Lermoos-Tiroler Zugspitz Arena to Davos

Distance covered: 483 km

The meeting place of the world’s tremendously wealthy, Davos, Switzerland, gets tremendously exciting as the athletes fly through, landing by the lake to sign the sixth turnpoint signboard. From this point on, the weather begins to play an even bigger role.


Red Bull X-Alps demands precision piloting. © Felix Woelk / Red Bull Content Pool

Davos to Titlis

Distance covered: 592 km

Bad weather is every athlete’s worst nightmare in this leg. Unflyable, and they have to hike to the top of Titlis mountain (3238 km) to sign the board at the seventh turnpoint. Restrictions put in place by the race organizers make accessing the top even more challenging. There is only one village that athletes are permitted to climb to the summit by foot from. And that village is way off course from the most efficient flight path.

Titlis to Eiger

Distance covered: 630 km

Famous for its intimidating north faces, Eiger (3970 m) is an icon of European alpinism. The good news for the athletes is there is no turnpoint to sign in at on the summit! Instead, they must prove they passed within a 1500 m radius of the virtual cylinder.  

Eiger to Mont Blanc

Distance covered: 751 km

In this leg, athletes must travel north from Switzerland into France, past Europe’s highest peak, Mont Blanc (4810 m). Like the previous leg, there is no signboard at the summit. Instead, they must traverse the northern side, keeping the mountain at their left.

Mont Blanc to St. Hilaire

Distance covered: 847 km

One of the paragliding meccas of Europe, St. Hilaire in France offers easy take off conditions. The athletes can sail in quickly and sign the board at turnpoint 10, before launching again and setting off to cross the Alps again!

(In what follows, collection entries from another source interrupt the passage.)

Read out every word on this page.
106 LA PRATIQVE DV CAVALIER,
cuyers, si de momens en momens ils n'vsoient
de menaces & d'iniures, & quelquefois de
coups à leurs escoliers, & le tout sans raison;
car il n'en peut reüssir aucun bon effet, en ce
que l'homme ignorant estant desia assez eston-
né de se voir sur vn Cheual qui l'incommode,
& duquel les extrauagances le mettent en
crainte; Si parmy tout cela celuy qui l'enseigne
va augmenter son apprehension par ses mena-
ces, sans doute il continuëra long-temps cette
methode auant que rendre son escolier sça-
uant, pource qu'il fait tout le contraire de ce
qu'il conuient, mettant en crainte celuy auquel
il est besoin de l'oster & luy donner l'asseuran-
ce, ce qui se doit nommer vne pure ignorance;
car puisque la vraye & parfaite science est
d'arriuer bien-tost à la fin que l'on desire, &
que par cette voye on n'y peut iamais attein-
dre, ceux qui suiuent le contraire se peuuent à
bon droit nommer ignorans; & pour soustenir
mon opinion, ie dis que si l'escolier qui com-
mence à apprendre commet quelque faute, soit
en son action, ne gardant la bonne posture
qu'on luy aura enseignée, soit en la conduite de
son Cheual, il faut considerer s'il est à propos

Paul Guschlbauer power hikes to his next take off spot during Red Bull X-Alps 2017. © Sebastian Marko / Red Bull Content Pool

St. Hilaire to Monte Viso

Distance covered: 965 km

Crossing from the north to the south-east, athletes head to Italy’s Monte Viso (3841 m), where they must again prove by GPS tracking that they passed through a 2250 m virtual cylinder. While not as famous as previous peaks, race organizers say turnpoint 11 might be the toughest because of the mountains and valleys athletes must navigate through to get there.

Monte Viso to Cheval Blanc

Distance covered: 1045 km

This is a new, unexplored area to Red Bull X-Alps. By this point, the remaining athletes that haven’t dropped out will be exhausted. Cheval Blanc, a 2323 m peak in the French Alps, will be one of their last obstacles to navigate past. This time, they are required to pass on the west, either by foot or wing.

Cheval Blanc to Peille

Distance covered: 1136 km

Here, at last, the clock stops. The ceremonial end is 2 km below on a float on the shore of Monaco. The Peille turnpoint (13) is located at a mere 709 m, a pimp squeak compared to the massive peaks the athletes have already endured. However, it’s small size is deceiving; because of the many hills preceding it, it’s all too easy to pick a bad thermal and wind up landing, and being forced to continue on by foot, losing precious time.

Peille to Monaco

Distance covered: 1138 km

The landing float in the glistening Mediterranean Sea will be sight for the tired eyes of the courageous athletes that made it through the gauntlet. It’s time to pop the champagne!